Capacity planning and the cloud
- TAGS:capacity planning, cloud computing, Datacenter
- IT TOPICS:Emerging Technology, Hardware, Management, Servers & Data Center
One of the problems that cloud computing is trying to solve is the issue of dealing with capacity planning for companies and the services that they offer. Current datacenters for individual companies, and where relevant, for entire websites, are designed to cope with a particular peak load.
The problem with this model is that it means that a large number of machines may sit relatively idle while waiting for the traffic spike that causes them to be used.

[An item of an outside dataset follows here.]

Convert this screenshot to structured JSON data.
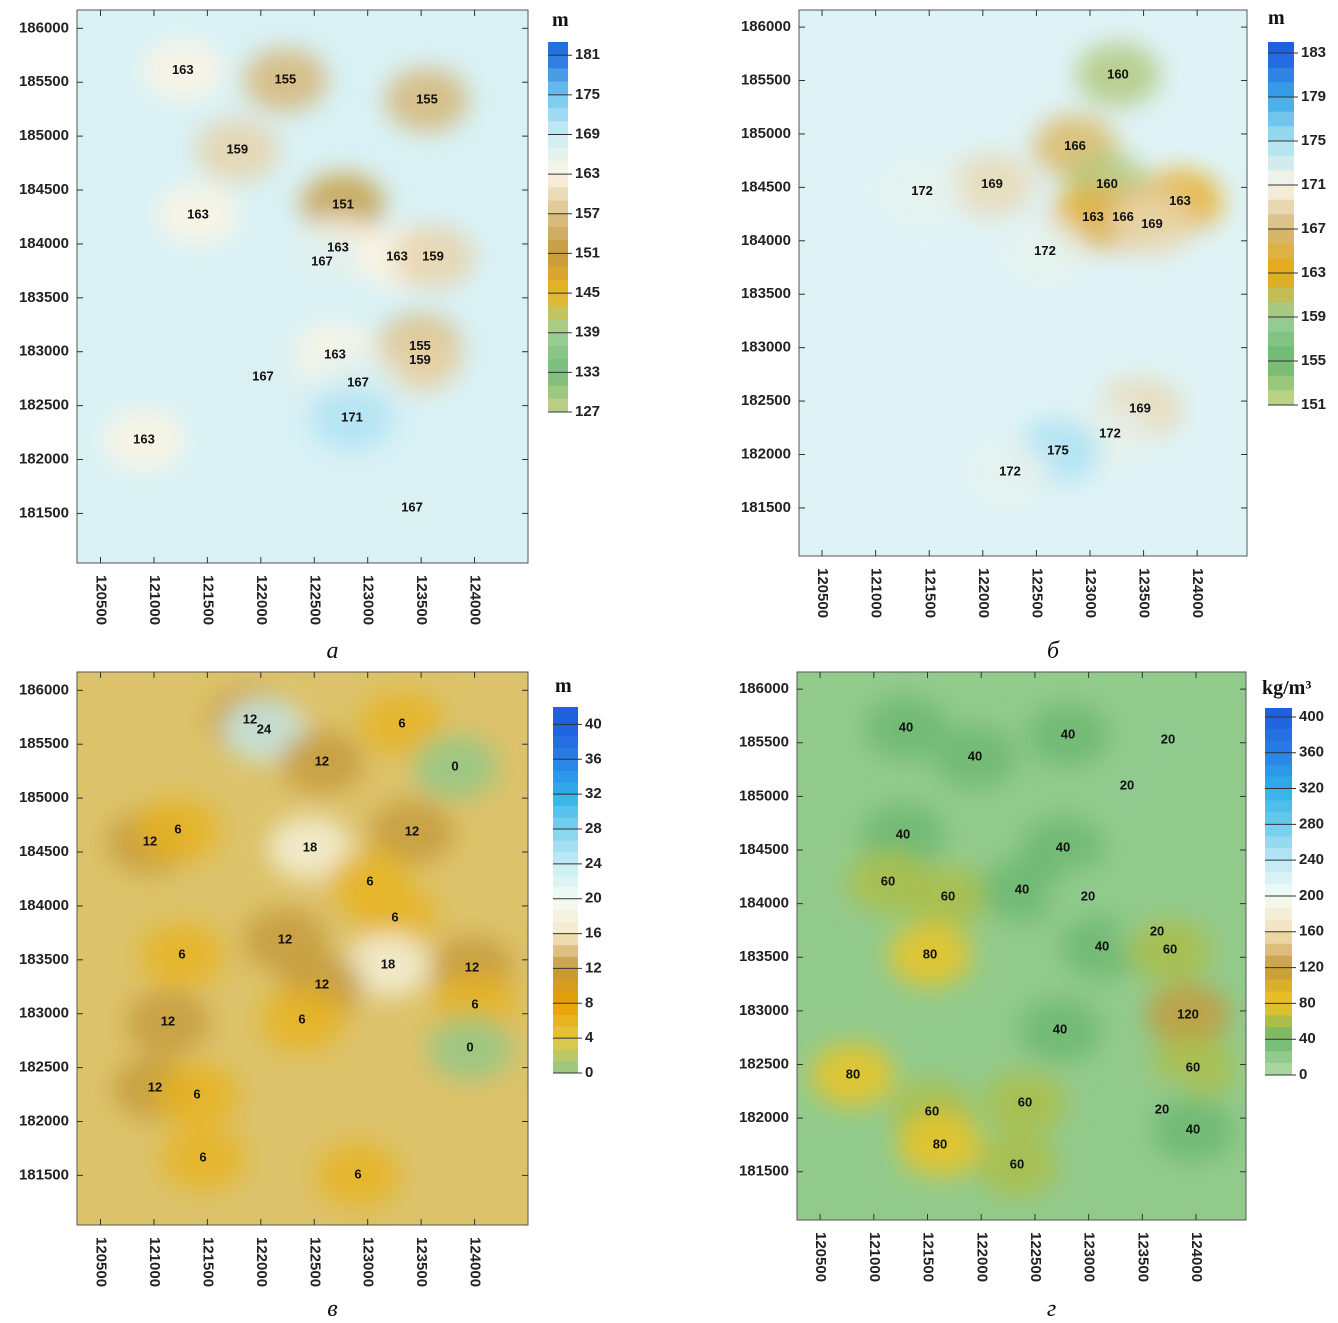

Meanwhile, these machines are sucking power, wasting management cycles, and ultimately iterating over their own lifespan waiting to be used. Altogether, it's a waste of time and resources on a whole number of levels.

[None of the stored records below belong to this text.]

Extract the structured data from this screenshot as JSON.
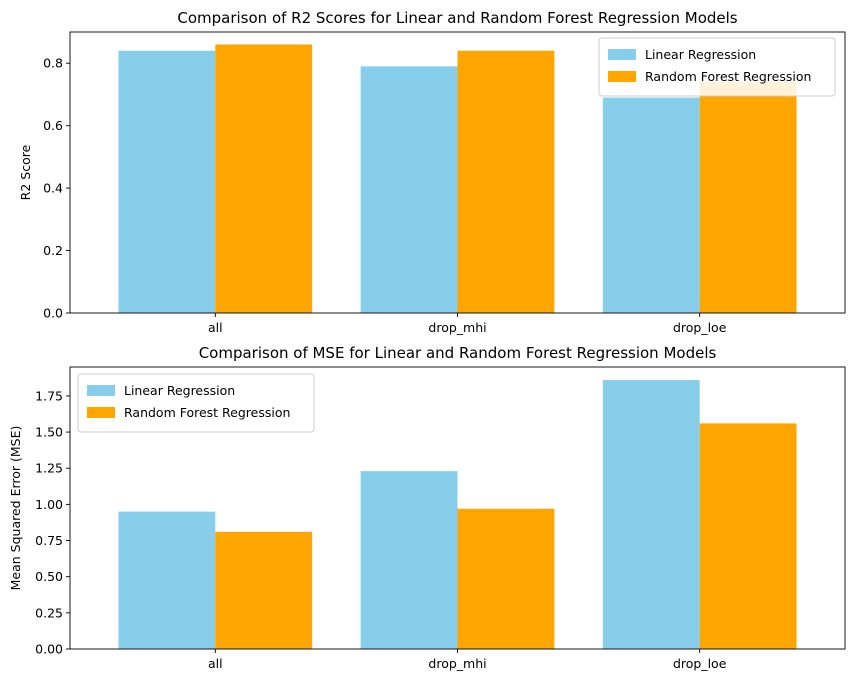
{
  "chart_data": [
    {
      "type": "bar",
      "title": "Comparison of R2 Scores for Linear and Random Forest Regression Models",
      "xlabel": "",
      "ylabel": "R2 Score",
      "categories": [
        "all",
        "drop_mhi",
        "drop_loe"
      ],
      "series": [
        {
          "name": "Linear Regression",
          "color": "#87CEEB",
          "values": [
            0.84,
            0.79,
            0.69
          ]
        },
        {
          "name": "Random Forest Regression",
          "color": "#FFA500",
          "values": [
            0.86,
            0.84,
            0.74
          ]
        }
      ],
      "ylim": [
        0,
        0.9
      ],
      "yticks": [
        0.0,
        0.2,
        0.4,
        0.6,
        0.8
      ],
      "ytick_labels": [
        "0.0",
        "0.2",
        "0.4",
        "0.6",
        "0.8"
      ],
      "legend": "top-right",
      "grid": false
    },
    {
      "type": "bar",
      "title": "Comparison of MSE for Linear and Random Forest Regression Models",
      "xlabel": "",
      "ylabel": "Mean Squared Error (MSE)",
      "categories": [
        "all",
        "drop_mhi",
        "drop_loe"
      ],
      "series": [
        {
          "name": "Linear Regression",
          "color": "#87CEEB",
          "values": [
            0.95,
            1.23,
            1.86
          ]
        },
        {
          "name": "Random Forest Regression",
          "color": "#FFA500",
          "values": [
            0.81,
            0.97,
            1.56
          ]
        }
      ],
      "ylim": [
        0,
        1.95
      ],
      "yticks": [
        0.0,
        0.25,
        0.5,
        0.75,
        1.0,
        1.25,
        1.5,
        1.75
      ],
      "ytick_labels": [
        "0.00",
        "0.25",
        "0.50",
        "0.75",
        "1.00",
        "1.25",
        "1.50",
        "1.75"
      ],
      "legend": "top-left",
      "grid": false
    }
  ]
}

Capacity planning is an attempt to resolve that by planning and optimizing your environment to handle what you need, and provide room for spikes and expansion without wasting resources.
The hope of cloud computing is that you have a generalized group of machines which you can use and expand into when you need to, while letting other projects, applications, and even companies, do the same on the same hardware. That's why Amazon's EC2 is called the elastic cloud, because it will allow usage to grow and expand and then retract back again.
O'Reilly have just announced The Art of Capacity Planning, a book written by a guy with a wealth of experience, John Allspaw, Operations Engineering Manager at Flickr.
Some of the techniques and solutions shown here in the book are common sense, others ned to be explained to some IT managers and businesses who approach the problem from the wrong direction. I like, for example, the advice at the beginning of the chapter on predicting trends:
Before you get too excited about charting massive growth and putting new servers in place to handle the deluge, let me remind you of one of the key economic factors you need to deal with: buying equipment too early is wasteful.
The chapter goes on to cover some basics on generating graphs, generating trend lines in your graphs and predicting when you will run out of a particular resource. And a later appendix goes on to look at the use of virtual computing and cloud computing as part of the capacity planning process, and how different companies are already using EC2 and S3 for deploying applications.
I'm preparing a more detailed review, but the book is definitely worth a read.